Perahu yang menggunakan mesin ini hanya dinakhodai satu orang, sehingga dia harus berjuang sendirian. Mula-mula dia mendorong perahu dan melepas tali di pinggir waduk. Setelah itu dia beralih ke sisi lain untuk menyalakan mesin perahu. Proses perpindahan sang nakhoda ini acap menimbulkan kehebohan. Sesekali perahu bergoyang sehingga penumpang sedikit gugup dan berteriak. Apalagi mamiku yang orangnya khawatiran. Dia selalu berteriak latah saat perahu bergoyang.
Perjalanan menuju keramba tidak lama. Tak sampai lima menit, tibalah kami di keramba. Ternyata di sana ada rumah sederhana. Di dalamnya ada dapur, dua ruang tidur, bahkan toilet. TV juga ada, dengan mengambil aliran listrik dari genset yang disewa bersama.

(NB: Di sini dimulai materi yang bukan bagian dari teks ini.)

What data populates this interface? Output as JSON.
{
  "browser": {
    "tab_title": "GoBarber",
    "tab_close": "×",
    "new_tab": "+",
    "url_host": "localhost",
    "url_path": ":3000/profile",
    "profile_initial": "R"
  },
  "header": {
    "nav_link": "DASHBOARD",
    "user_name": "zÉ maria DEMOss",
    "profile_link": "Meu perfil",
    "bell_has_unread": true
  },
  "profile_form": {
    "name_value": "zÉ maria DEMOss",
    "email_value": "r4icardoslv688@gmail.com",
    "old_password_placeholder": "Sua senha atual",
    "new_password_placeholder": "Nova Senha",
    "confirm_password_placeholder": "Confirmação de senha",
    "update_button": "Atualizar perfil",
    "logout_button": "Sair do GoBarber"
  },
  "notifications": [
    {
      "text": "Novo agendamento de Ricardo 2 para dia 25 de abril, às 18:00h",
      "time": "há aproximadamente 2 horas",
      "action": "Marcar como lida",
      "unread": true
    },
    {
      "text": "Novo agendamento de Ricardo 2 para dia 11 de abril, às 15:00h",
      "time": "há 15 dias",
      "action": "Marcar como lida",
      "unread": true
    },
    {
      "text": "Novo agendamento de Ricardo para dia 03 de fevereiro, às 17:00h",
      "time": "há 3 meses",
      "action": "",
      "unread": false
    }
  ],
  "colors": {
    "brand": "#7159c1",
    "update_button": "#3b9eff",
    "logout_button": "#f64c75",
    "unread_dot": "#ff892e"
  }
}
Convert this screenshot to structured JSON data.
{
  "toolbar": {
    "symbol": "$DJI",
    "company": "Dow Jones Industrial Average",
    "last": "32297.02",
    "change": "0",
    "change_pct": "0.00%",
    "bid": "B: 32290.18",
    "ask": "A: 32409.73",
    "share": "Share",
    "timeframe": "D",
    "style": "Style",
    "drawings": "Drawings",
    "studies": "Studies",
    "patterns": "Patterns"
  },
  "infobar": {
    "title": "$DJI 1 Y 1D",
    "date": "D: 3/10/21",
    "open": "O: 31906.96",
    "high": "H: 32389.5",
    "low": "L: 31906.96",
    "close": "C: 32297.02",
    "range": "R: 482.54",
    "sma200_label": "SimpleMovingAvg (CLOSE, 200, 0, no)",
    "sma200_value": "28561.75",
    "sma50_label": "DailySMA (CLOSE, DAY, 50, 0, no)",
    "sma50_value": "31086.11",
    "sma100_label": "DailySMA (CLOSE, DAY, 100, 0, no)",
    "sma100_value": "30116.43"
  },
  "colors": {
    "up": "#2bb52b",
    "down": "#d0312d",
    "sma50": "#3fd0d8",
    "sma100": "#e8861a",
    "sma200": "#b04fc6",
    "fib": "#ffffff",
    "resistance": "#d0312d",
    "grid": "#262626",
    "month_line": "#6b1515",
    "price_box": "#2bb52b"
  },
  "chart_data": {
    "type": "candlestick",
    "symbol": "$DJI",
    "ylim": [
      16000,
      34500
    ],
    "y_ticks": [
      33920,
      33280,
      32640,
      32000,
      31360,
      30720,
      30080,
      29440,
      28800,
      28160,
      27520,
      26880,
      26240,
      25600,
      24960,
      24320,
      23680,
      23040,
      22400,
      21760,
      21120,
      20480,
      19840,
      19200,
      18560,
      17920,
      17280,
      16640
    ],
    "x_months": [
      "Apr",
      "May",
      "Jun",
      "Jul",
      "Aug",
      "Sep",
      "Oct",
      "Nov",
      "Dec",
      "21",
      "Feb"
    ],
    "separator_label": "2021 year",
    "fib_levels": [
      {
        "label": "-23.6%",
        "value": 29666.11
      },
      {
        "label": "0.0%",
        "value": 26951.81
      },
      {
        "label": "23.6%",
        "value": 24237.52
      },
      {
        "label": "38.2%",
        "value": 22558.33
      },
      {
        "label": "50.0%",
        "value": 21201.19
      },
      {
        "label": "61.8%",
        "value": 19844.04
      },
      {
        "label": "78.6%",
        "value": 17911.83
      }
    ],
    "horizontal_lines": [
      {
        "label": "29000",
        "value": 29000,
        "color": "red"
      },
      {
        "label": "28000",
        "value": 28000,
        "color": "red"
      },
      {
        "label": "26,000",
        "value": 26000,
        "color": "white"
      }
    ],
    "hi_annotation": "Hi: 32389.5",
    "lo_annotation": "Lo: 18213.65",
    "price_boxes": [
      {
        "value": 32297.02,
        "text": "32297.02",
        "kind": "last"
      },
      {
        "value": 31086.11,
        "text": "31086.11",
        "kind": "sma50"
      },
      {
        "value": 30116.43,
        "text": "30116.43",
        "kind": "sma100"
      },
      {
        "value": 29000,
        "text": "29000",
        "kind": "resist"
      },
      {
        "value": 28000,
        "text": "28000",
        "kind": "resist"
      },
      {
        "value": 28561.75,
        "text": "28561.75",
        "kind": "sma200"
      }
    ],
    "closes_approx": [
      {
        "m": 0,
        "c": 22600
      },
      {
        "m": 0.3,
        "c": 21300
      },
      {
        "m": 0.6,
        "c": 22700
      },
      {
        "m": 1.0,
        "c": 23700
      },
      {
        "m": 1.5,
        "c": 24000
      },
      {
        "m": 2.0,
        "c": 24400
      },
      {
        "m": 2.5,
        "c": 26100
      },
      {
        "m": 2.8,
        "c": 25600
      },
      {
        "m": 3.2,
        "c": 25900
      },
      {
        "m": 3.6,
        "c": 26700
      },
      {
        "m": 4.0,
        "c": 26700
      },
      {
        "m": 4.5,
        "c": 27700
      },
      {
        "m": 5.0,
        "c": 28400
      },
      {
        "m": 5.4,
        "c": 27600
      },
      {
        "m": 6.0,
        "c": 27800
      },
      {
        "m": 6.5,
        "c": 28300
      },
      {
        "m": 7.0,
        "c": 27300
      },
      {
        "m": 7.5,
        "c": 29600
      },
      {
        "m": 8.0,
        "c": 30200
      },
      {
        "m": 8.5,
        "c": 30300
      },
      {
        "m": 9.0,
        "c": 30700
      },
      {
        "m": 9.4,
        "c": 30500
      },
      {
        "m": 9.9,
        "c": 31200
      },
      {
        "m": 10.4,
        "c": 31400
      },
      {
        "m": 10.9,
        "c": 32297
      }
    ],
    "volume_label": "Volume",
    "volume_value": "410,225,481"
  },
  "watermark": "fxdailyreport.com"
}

Di sini rupanya ada beberapa pemilik keramba. Kita pun jika punya uang, bebas mengambil kapling air dan menempatkan keramba di tengah waduk, selama belum ada pemiliknya. Hanya saja, tidak boleh menghalangi akses menuju keramba lain. Setelah perahu tiba di keramba, proses turun dari perahu merupakan aktivitas yang sedikit menakutkan karena perahu bergoyang. Apalagi, kita mendarat di atas jembatan bambu yang bergoyang jika diinjak. Namun, setelah tiba di rumah terapung, ketakutan perlahan menghilang digantikan oleh kenikmatan melihat ikan yang bergerombol menyerbu makanan berupa pelet yang kita tebarkan.
Anak-anak sangat senang melihat adegan ikan yang bergerombol ini sehingga mereka selalu berulang-ulang mengambil pelet dari karung goni dan menyiramnya ke air. Sementara, para orangtua biasanya selalu melarang anak-anak yang exhited ini karena khawatir pemilik keramba akan marah. Waktu memberi makan ikan pasti ada jadwalnya sehingga tidak boleh terlalu sering. Kalau keseringan, bukan apa-apa tapi tekor. Ha ha ha…
Jadi, setelah cuci tangan, lagi-lagi ponakanku Acal dan Sasa tetap membandel dan dengan diam-diam memberi makan ikan. Mungkin mereka tidak bisa disalahkan juga karena adegan ikan bergerombol ini sangat menarik hati. Ribuan ikan nila bergerombol merebut makanan yang ditebar. Siapa yang tak senang melihatnya.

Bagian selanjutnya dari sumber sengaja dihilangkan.